糖尿病の患者さんへの食事指導も熱心にされていると伺いました。

そうですね。今は糖尿病もいい薬が出ていますが、基本はやはり糖質制限などの食事管理だと思うんです。患者さんの中には、食事や食材に対して間違った認識を持っている方もいらっしゃいますので、そこを指導していくところから始めています。食事指導に関しては糖尿病の患者さんだけではなく、生活習慣病改善のためにも行っています。先日も、健康のためにと毎日蜂蜜と果物を使ったスムージーを飲んでいる患者さんに食事指導を行いました。健康に良いとされている食べ物も、過度に摂取すると体に悪影響を及ぼすというのはよくあることですので、患者さんの食事に対しては細かに介入していますね。

呼吸器系の疾患についても力を入れているそうですが、いつ学ばれたのですか?

村田博院長 村田内科・胃腸科4

宮崎に戻ってきてから学びました。当院は呼吸器系の疾患に力を入れて診察しています。気管支喘息や、喫煙が原因で起こる慢性閉塞性肺疾患(COPD)などですね。ただ、当院単体だとできることにも限界がありますから、必要に応じて専門の医師と連携するようにしています。子どもの頃からの知り合いでもある呼吸器に詳しい医師を患者さんに紹介することも可能です。

感染症対策も含めて、患者の立場になった診察を

こちらは、病院の施設・設備の一部を開業医に開放する地域の開放型病院の登録医療機関だそうですね。

村田博院長 村田内科・胃腸科5

はい。宮崎東病院の開放型登録医療機関に登録しています。当院の患者さんが宮崎東病院に入院した場合、私が宮崎東病院に出向いて診療できる仕組みです。要望や必要性があれば出向くかたちではありますが、患者さんにとっては安心できる仕組みではないかと思います。入院してもかかりつけ医との関係が途切れないというのは、心強くもありますよね。地域医療連携は古賀総合病院、宮崎市郡医師会病院、野崎東病院、善仁会病院などに登録しており、必要に応じて宮崎県立宮崎病院、潤和会記念病院、江南病院、宮崎医療センター病院の専門の先生に紹介しています。
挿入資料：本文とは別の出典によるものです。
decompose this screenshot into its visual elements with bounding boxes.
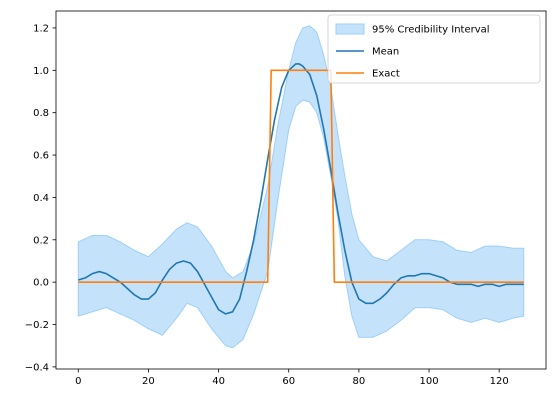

そして、紹介した病院に不安を感じる患者さんにはセカンドオピニオンとして宮崎大学医学部附属病院を紹介しています。

診察の際に心がけていることはありますか?

患者さんの話をよく聞くように意識していますね。話を聞かないとわからないこともたくさんありますから。それから今は感染症対策が気になる部分だと思うのですが、ケースバイケースで患者さん一人ひとりに合った対応をしています。気になる症状のある患者さんが来院されたら、ほかの患者さんと接触することがないような動線を考えます。場合によっては私が外に出て診察することもありますよ。そのために、簡易的ではありますが、院外の敷地内に診察室のような場所も設置しています。今後、感染症がどうなっていくかは誰にもわかりません。当院にできることは精いっぱい取り組んでいくつもりです。

最後に読者へメッセージをお願いします。

村田博院長 村田内科・胃腸科6

父がしていたように、私も地域に根差したクリニックとして診療を続けていきたいです。スタッフもいいスタッフばかりで、患者さんと積極的にコミュニケーションをとってくれるんです。接し方も丁寧ですしね。スタッフのおかげで、患者さんの情報もスムーズに知ることができます。患者さんはもちろん、スタッフ同士でも遠慮なく話せる雰囲気はこれからも大切にしたいですね。なんでも話せる関係性をつくるのは、簡単なようで難しいですから。私も患者さんとの会話を大事にして診察しています。